As a newly married couple, even though there will be new boundaries established around your marriage, it is important to cultivate a healthy relationship with your parents, in-laws and extended family. You want to have family ties that thrive on open communication and respect for each other. This will lead to an even deeper bond than you currently have and will allow you to continue to learn from each other as you grow older together. Plus, never forget, you want a strong connection with your parents, because…they make great babysitters!

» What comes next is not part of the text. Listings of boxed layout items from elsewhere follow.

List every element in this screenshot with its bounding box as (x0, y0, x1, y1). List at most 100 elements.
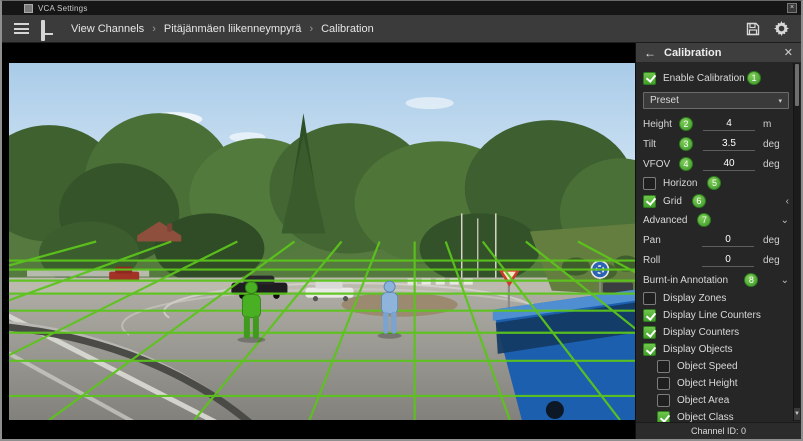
display-counters-label: Display Counters (663, 327, 739, 338)
object-speed-label: Object Speed (677, 361, 738, 372)
chevron-down-icon: ⌄ (781, 275, 789, 286)
enable-calibration-checkbox[interactable] (643, 72, 656, 85)
display-objects-label: Display Objects (663, 344, 732, 355)
window-close-icon[interactable]: × (787, 3, 797, 13)
enable-calibration-label: Enable Calibration (663, 73, 745, 84)
app-icon (24, 4, 33, 13)
breadcrumb-view-channels[interactable]: View Channels (71, 23, 144, 35)
step-badge-5: 5 (707, 176, 721, 190)
window-title: VCA Settings (38, 4, 88, 13)
height-input[interactable]: 4 (703, 118, 755, 131)
video-canvas[interactable] (9, 63, 635, 420)
tilt-input[interactable]: 3.5 (703, 138, 755, 151)
step-badge-6: 6 (692, 194, 706, 208)
display-counters-checkbox[interactable] (643, 326, 656, 339)
vfov-label: VFOV (643, 159, 679, 170)
breadcrumb-separator: › (309, 23, 313, 35)
vfov-unit: deg (763, 159, 789, 170)
object-class-label: Object Class (677, 412, 734, 422)
burnt-in-annotation-label: Burnt-in Annotation (643, 275, 728, 286)
grid-checkbox[interactable] (643, 195, 656, 208)
pan-unit: deg (763, 235, 789, 246)
chevron-down-icon: ▾ (778, 97, 782, 105)
step-badge-4: 4 (679, 157, 693, 171)
breadcrumb-separator: › (152, 23, 156, 35)
display-line-counters-checkbox[interactable] (643, 309, 656, 322)
back-arrow-icon[interactable]: ← (644, 46, 656, 60)
display-zones-row: Display Zones (643, 290, 789, 307)
roll-label: Roll (643, 255, 679, 266)
panel-close-icon[interactable]: ✕ (784, 46, 793, 59)
monitor-icon[interactable] (41, 22, 57, 35)
panel-title: Calibration (664, 47, 721, 59)
object-height-row: Object Height (643, 375, 789, 392)
pan-input[interactable]: 0 (702, 234, 754, 247)
object-height-label: Object Height (677, 378, 738, 389)
grid-row: Grid 6 ‹ (643, 192, 789, 210)
hamburger-icon[interactable] (14, 23, 29, 34)
preset-dropdown-value: Preset (650, 95, 679, 106)
save-icon[interactable] (746, 22, 760, 36)
chevron-left-icon[interactable]: ‹ (786, 196, 789, 207)
vca-settings-window: VCA Settings × View Channels › Pitäjänmä… (0, 0, 803, 441)
step-badge-2: 2 (679, 117, 693, 131)
calibration-panel-header: ← Calibration ✕ (636, 43, 801, 62)
vfov-input[interactable]: 40 (703, 158, 755, 171)
horizon-row: Horizon 5 (643, 174, 789, 192)
object-height-checkbox[interactable] (657, 377, 670, 390)
object-class-row: Object Class (643, 409, 789, 422)
advanced-label: Advanced (643, 215, 687, 226)
step-badge-8: 8 (744, 273, 758, 287)
height-unit: m (763, 119, 789, 130)
display-objects-checkbox[interactable] (643, 343, 656, 356)
roll-input[interactable]: 0 (702, 254, 754, 267)
breadcrumb: View Channels › Pitäjänmäen liikenneympy… (71, 23, 374, 35)
video-scene (9, 63, 635, 420)
horizon-checkbox[interactable] (643, 177, 656, 190)
pan-field-row: Pan 0 deg (643, 230, 789, 250)
display-counters-row: Display Counters (643, 324, 789, 341)
object-speed-row: Object Speed (643, 358, 789, 375)
height-label: Height (643, 119, 679, 130)
object-area-row: Object Area (643, 392, 789, 409)
height-field-row: Height 2 4 m (643, 114, 789, 134)
window-titlebar: VCA Settings × (2, 1, 801, 15)
step-badge-3: 3 (679, 137, 693, 151)
channel-id-status: Channel ID: 0 (636, 422, 801, 439)
object-speed-checkbox[interactable] (657, 360, 670, 373)
tilt-field-row: Tilt 3 3.5 deg (643, 134, 789, 154)
step-badge-7: 7 (697, 213, 711, 227)
toolbar: View Channels › Pitäjänmäen liikenneympy… (2, 15, 801, 43)
display-zones-checkbox[interactable] (643, 292, 656, 305)
advanced-section-row[interactable]: Advanced 7 ⌄ (643, 210, 789, 230)
scrollbar-thumb[interactable] (795, 64, 799, 106)
display-zones-label: Display Zones (663, 293, 726, 304)
breadcrumb-channel-name[interactable]: Pitäjänmäen liikenneympyrä (164, 23, 302, 35)
preset-dropdown[interactable]: Preset ▾ (643, 92, 789, 109)
pan-label: Pan (643, 235, 679, 246)
display-line-counters-label: Display Line Counters (663, 310, 761, 321)
calibration-panel-body: Enable Calibration 1 Preset ▾ Height 2 4… (636, 62, 801, 422)
step-badge-1: 1 (747, 71, 761, 85)
sidebar-scrollbar[interactable]: ▼ (793, 63, 800, 421)
tilt-label: Tilt (643, 139, 679, 150)
breadcrumb-calibration[interactable]: Calibration (321, 23, 374, 35)
roll-field-row: Roll 0 deg (643, 250, 789, 270)
roll-unit: deg (763, 255, 789, 266)
scroll-down-icon[interactable]: ▼ (794, 408, 800, 420)
chevron-down-icon: ⌄ (781, 215, 789, 226)
burnt-in-annotation-row[interactable]: Burnt-in Annotation 8 ⌄ (643, 270, 789, 290)
gear-icon[interactable] (774, 21, 789, 36)
display-line-counters-row: Display Line Counters (643, 307, 789, 324)
tilt-unit: deg (763, 139, 789, 150)
enable-calibration-row: Enable Calibration 1 (643, 67, 789, 89)
horizon-label: Horizon (663, 178, 697, 189)
object-class-checkbox[interactable] (657, 411, 670, 422)
calibration-panel: ← Calibration ✕ Enable Calibration 1 Pre… (635, 43, 801, 439)
display-objects-row: Display Objects (643, 341, 789, 358)
object-area-label: Object Area (677, 395, 729, 406)
object-area-checkbox[interactable] (657, 394, 670, 407)
grid-label: Grid (663, 196, 682, 207)
vfov-field-row: VFOV 4 40 deg (643, 154, 789, 174)
video-area (2, 43, 635, 439)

When you look within your sphere of influence to healthymarriages that have been around for a while, and you find yourself saying, “I want what they have,” with deep examination you will most likely learn this couple took to heart what it meant to leave and cleave. If you can master this in your marriage, then most everything else will fall into place, and the two of you will have a marriage that does not just survive but thrives!


Together with you,

Lisa Lou


*This blog was summarized, with a few additions/subtractions, from a lesson taught by Melinda Havard, Director of Counseling at SBC in Houston. Melinda has an MS in Counseling Psychology from the University of Southern Mississippi and is a Texas Licensed Professional Counselor Supervisor. Much of her content came from Bruce Wilkinson of Walk Thru the Bible Ministry.